Не весьма доброжелательная, реплика эта означала все ж таки признание игры, и Надя кинула не лишенный благодарности взгляд.
— И я думаю, — продолжала она, возбуждаясь, — если говорить о детективе, это еще не факт, кто у нас жертва…
Аня откликнулась в телефон:
— Да, Вадим!.. Столько всего! Ужас! — Она пошла в сторону, чтобы отчитаться в уединении за прошедший час.
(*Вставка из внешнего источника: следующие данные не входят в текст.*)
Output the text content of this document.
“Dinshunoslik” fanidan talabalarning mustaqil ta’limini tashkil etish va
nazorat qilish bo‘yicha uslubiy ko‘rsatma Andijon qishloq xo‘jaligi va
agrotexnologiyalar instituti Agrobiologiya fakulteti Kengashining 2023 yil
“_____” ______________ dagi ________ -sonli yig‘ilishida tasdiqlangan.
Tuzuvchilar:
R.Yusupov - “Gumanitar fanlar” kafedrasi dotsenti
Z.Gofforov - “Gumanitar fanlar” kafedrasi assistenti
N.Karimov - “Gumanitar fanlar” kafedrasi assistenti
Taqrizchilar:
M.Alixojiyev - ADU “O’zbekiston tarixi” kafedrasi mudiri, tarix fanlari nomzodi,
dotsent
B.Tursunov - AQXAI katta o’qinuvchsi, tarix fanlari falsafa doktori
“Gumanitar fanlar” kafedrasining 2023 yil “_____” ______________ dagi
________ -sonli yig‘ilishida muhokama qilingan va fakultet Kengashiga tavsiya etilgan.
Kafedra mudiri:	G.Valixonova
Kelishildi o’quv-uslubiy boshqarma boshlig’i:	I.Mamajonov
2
— …В балете… роль жертвы… Конечно, же балерина! — неслась Надя, нервно перебирая в пальцы. — Я никого не обижу, если скажу: балерина — порхающее создание. Вячеслав Владимирович говорил сегодня в своей замечательной без всякого, ой, без всякого преувеличения, в своей замечательной речи, он говорил: красота сублимированная. Да? Сублимированная до такого совершенного… состояния, что… до такого совершенного… совершенства, и она… Эта сильфида — под пожарным занавесом. Хлоп! Двадцать тонн железа и асбеста — заляпанные кровавым сиропом лица. Сильфида расплющена в…
— В писк, — подсказал Виктор Куцерь.
— В писк… в это… в писк, — согласилась Надя с беглой улыбкой и для Виктора. — И все на первых строках книжки.
Надя озиралась — следовало бы сказать, искательно озиралась, если бы только искательность как-то вязалась с лихорадочным строем ее речей.
— Я кое-что понимаю в литературе, — продолжала она спокойнее, — успех обеспечен. Сильфида — хлоп! — и памятник двадцать тонн.
— А дальше? — спросил Генрих, подыгрывая. — Что потом? Ну, раздавили, и что?
— Дальше? — пожала плечами Надя. — Дальше нужно заполнить двести страниц текста, поставив в правильном порядке слова: подлежащее — сказуемое — дополнение. Нанимают студента, кидают ему двести баксов. Потом нанимают редактора, платят восемьсот долларов, он разгребает после студента горы трупов и украшает текст литературными узорами. Про природу вспомнит: «Кленовые листья усыпали землю, как падшие звезды». Ужаснется: «Перерезанное горло захлюпало и заклокотало…» Психологии подпустит на одну-две сигаретных затяжки: «Жестоким презрением Елены словно избитый, он больше не понимал, чего хочет». А потом, растерев окурок, философии разведет строчки на две-три. Помусолит новую сигарету и философию всю со вздохом похерит… Ну вот, и когда все готово, тогда уже нанимают автора.